Activists show their solidarity with the hunger strikers Photo: Frances Laing
Hunger strikes at Yarl’s Wood
Symon Hill reports on conditions at Yarl's Wood detention centre
Demands are growing for an urgent inquiry into conditions at the Yarl’s Wood detention centre in Bedfordshire. A hunger strike by women detainees has drawn attention to allegations of mistreatment. At least twenty women are thought to be refusing food at present. The Labour MP John McDonnell has demanded an inquiry into allegations of violence, mistreatment and racial abuse. Yarl’s Wood, which is a holding centre for migrants entering Britain, has long attracted criticism from human rights groups and pro-immigration campaigners.
A spokesperson for the centre claimed that: ‘All detainees are treated with dignity and respect, with access to legal advice and healthcare facilities’.
But McDonnell says that a group of women were last month held in a hallway for five hours without access to toilet facilities or water.
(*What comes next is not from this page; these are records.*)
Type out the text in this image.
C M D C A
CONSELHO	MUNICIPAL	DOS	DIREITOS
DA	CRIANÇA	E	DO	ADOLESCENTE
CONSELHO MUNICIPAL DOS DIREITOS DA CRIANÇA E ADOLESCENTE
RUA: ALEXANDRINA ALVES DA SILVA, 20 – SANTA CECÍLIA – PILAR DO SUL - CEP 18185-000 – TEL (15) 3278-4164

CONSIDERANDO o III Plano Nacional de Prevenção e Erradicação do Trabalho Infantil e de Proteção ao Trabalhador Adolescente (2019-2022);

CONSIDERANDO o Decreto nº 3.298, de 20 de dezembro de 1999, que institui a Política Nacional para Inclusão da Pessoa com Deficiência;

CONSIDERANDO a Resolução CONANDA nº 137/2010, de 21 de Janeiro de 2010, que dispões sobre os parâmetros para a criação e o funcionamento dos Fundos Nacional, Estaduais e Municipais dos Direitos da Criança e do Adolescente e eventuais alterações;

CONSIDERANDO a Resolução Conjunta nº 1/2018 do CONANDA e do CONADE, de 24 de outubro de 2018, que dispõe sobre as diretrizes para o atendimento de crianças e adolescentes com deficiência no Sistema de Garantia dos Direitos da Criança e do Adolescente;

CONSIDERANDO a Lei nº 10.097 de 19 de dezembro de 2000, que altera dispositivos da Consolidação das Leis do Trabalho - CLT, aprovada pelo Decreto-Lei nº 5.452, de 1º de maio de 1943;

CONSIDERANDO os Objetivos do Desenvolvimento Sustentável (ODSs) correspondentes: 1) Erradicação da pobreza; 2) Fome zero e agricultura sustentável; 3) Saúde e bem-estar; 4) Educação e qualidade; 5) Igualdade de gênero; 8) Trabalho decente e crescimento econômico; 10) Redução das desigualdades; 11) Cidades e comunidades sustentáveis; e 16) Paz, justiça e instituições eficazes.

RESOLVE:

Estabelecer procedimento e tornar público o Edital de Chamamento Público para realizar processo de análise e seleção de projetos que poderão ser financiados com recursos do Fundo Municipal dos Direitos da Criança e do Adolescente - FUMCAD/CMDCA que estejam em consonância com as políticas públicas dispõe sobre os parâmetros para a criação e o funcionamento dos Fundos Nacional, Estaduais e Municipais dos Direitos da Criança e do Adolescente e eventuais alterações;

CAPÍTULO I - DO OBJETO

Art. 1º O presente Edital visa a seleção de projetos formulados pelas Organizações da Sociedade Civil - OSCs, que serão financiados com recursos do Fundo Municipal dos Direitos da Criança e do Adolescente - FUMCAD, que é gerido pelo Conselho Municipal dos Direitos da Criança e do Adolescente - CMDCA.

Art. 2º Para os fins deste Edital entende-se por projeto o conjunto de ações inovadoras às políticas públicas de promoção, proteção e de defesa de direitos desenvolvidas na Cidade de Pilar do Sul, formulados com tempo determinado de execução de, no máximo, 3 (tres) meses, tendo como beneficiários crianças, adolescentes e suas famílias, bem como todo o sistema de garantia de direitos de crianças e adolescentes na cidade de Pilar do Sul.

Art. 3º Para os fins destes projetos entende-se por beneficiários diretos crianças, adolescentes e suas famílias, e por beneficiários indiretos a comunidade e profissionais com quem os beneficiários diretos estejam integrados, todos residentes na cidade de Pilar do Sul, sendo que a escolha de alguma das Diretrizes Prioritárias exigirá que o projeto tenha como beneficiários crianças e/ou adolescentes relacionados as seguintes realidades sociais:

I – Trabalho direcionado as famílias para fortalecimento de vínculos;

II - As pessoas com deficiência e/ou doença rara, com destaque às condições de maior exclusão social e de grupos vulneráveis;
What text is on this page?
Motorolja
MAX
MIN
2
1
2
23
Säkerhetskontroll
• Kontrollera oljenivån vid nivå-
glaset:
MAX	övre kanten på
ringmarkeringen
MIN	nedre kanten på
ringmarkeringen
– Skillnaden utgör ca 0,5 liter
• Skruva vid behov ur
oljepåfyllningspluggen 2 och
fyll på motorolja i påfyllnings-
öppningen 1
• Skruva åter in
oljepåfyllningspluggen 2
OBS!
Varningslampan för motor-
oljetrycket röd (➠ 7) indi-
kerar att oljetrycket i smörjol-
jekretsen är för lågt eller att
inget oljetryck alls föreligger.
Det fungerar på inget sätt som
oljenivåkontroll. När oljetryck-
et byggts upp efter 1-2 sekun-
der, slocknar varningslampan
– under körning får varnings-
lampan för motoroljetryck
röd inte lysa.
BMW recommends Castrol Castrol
The Black Women’s Rape Action Project said that four of the women fainted during this incident.
Shaunice Bignall, twenty-six, told Quaker journalist Frances Laing that the hunger strike started ‘on the basis of how long they are keeping us and how they are treating us here’.
As an example, she said, ‘We were given white chicken with feathers on it; blood coming out of it. They put the thermostat into the chicken and told us to eat it because it was cooked’.
She added: ‘Then there is the way they take people away on flights. Male officers pull them on to the floor. They are powerless’.
Only days after the hunger strike began on 5 February, a report by the Children’s Commissioner criticised the treatment of children held at the centre.
In response, Britain Yearly Meeting (BYM) added its name to a letter calling for an end to the practice of keeping children in detention.
The hunger strikers are now appealing for an independent inquiry into conditions at the centre. MPs from several parties have signed an Early Day Motion (a parliamentary petition), urging a halt to deportations while an inquiry takes place. They say that the centre flouts both international conventions and UK immigration rules.
In addition, lawyers for four of the women announced this week that they are launching a court case against the government over the legality of the women’s treatment.
‘The government has built in legislation, rules and regulations which have made this [situation] possible,’ said Christel Amiss of the Black Women’s Rape Action Centre.
She said that the treatment of women in Yarl’s Wood is ‘against the United Nations conventions that are meant to protect victims of torture because it is quite clear that what they have introduced is a process to remove people not to give protection and safety to people’.